Rethuglican National Convention in Pictures, Part I

Not a lot of reading tonight, kids! I thought we would take a look at our favorite moments at the Rethuglican National Convention, where John MCain was hailed as King of the Shill King Who’s Over the Hill King of the Hill.

Of course, not everyone could be there….

Chimpy and Condi were too busy…


I don’t know why Dead Eye Dick couldn’t be there. Perhaps he was hunting with Harry Whittington…


But let’s not dwell on those who couldn’t be there, but on the action at the convention! There were lots of movies about the candidates, and they showed us that they are just like us!

Here’s Captain Underpants with Cindy Lou at one of their numerous homes…


Here’s one of the highlights from the Sarah Palin reel…


And there was this touching scene of Todd and Sarah Palin spending time with daughter Bristol and her boyfriend, Levi Johnston. Awwww….


Tomorrow, we’ll focus on the action at the convention. Hope to see you then!

(Inspired by this brilliant piece of snark by our own lovely and talented Karen Zipdrive!)


Filed under 2008 election, Chimpy, Condoleezza Rice, Dick Cheney, George W. Bush, humor, John McCain, parody, politics, Republicans, snark, television, Wordpress Political Blogs

17 responses to “Rethuglican National Convention in Pictures, Part I

  1. i love the mccains — is cindy wearing her non-elitist $300,000 earrings? and levi has small feet

    i tried my hand at Shakespeare tonight – let me know what you think

  2. dcAp,
    i am going over there right now. i hope you will stop by tomorrow for part II. the pics are a lot better than tonight’s.

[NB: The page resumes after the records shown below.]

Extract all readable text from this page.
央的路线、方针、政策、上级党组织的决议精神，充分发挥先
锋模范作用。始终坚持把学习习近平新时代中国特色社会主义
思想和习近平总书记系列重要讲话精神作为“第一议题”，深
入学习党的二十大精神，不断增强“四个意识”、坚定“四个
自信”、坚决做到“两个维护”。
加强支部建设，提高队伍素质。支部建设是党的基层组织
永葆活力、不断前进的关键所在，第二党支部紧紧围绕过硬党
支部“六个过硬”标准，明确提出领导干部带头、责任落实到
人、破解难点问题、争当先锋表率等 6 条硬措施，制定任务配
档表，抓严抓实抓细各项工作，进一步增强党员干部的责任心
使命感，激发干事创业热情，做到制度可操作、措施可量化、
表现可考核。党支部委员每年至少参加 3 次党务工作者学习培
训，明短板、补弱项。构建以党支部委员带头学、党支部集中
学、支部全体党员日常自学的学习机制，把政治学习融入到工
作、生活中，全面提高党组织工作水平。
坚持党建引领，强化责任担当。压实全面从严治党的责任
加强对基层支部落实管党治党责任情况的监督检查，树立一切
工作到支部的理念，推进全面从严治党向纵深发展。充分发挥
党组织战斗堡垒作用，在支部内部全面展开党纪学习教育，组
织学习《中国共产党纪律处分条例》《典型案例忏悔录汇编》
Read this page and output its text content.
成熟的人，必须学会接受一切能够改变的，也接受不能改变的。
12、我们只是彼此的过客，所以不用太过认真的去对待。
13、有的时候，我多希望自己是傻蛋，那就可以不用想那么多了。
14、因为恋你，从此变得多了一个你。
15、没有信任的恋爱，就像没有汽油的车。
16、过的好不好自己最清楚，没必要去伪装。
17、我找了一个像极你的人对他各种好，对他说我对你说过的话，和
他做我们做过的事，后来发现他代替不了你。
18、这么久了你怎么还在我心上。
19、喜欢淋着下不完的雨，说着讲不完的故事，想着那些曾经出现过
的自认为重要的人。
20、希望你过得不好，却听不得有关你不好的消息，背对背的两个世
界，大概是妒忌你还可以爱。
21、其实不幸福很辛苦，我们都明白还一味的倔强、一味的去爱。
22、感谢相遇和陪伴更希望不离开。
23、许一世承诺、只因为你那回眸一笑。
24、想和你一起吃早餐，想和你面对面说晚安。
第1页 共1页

  3. So, who’s the incomprehensible lady-killer Boomhauer?

  4. that would be fred thompson, neon vincent! 😆

  5. jlms qkw - jenn

    oh nonnie. i’m going to have to fix a drink now or something.

    fred thompson/jabba is so revolting. i can’t believe he brags about being a ladies’ man.

    i thought one of the babes at ms wasilla might be cindy lou, too.

  6. cindy lou is too old to be miss wasilla.
    as to grampa fred, i found this (gag alert!):

    For a guy claiming to be the conservative, family values candidate, TV actor Thompson has quite a colorful history with the ladies. He married his first wife after he got her pregnant. Now he is divorced, and during his swinging single years as a senator, gossip columnists called him “Hollywood Fred” and “The Tennessee Stud.” During that time, he dated country star Lorrie Morgan, Republican party girl Georgette Mosbacher, GOP pollster Kellyanne Fitzpatrick (now Conway), and Jeri Kehn, who he married in 2002 and is young enough to be his fourth daughter. (They met in 1996, when he was 53 and she was 29.)

  7. Got a Grip

    “The Tennessee Stud” is the name of a wretched, wretched country song from long ago. It’s a love song to a horse. It has many verses, but the chorus goes like this:

    “The Tennessee Stud was long and lean.
    The color of the sun, and his eyes were green.
    He had the nerve, and he had the blood!
    And there never was a horse like the Tennessee Stud.”

    I hadn’t thought about this song in years. It would have been perfect as a campaign song for Freddie during his glorious run for the White House. *sigh* A lost opportunity…

  8. gotta!
    don’t you remember? you are not allowed to bring any of these hideous songs in here ever since that last one–i don’t remember the name, and i am not going to look for it, lest that atrocity find its way back into my brain! you know the one i mean though.

  9. Got a Grip

    It was “I’m not Lisa.” And now the tune will return to your head and you’ll find yourself humming it while looking for an instrument to commit suicide to make it stop.

    I don’t advise going to look for it. I know what it sounds like. It’s fabulously awful.

  10. Got a Grip

    I do love Cindy Lou and Captain Underpants in the hot tub, btw. Although whenever I let my mind stray to the thought of Cindy Lou without much clothing on (and believe me, I had to force my mind to go there) I pictured her with breasts like dessicated pancakes and a more anorexic body. John Boy looks like someone sunk his battleship. Waaaaahhhh!

  11. gotta,
    why do you think cindy lou has her head thrown back like that? okay, it may be that the botox has made its way all the way to her neck, and she can’t hold her head up, but it is also a great way to perk up the dessicated pancakes and take away the facial wrinkles. if it’s too much for you, gotta, just grab a bottle of pills from the edge of the pool.

  12. jeb

    Looking at this reminds me of that feeling I had when I switched on the convention; well at least there’s beer!

  13. Got a Grip

    jeb, I think that’s what Georgie has been thinking for eight long years….

  14. i’ll bet chimpy can’t wait until there are not so many people around so he doesn’t have to hide his booze in the drapes anymore.

  15. There’s a saying here in Texas. Hank Hill isn’t a cartoon, it’s the guy living next door.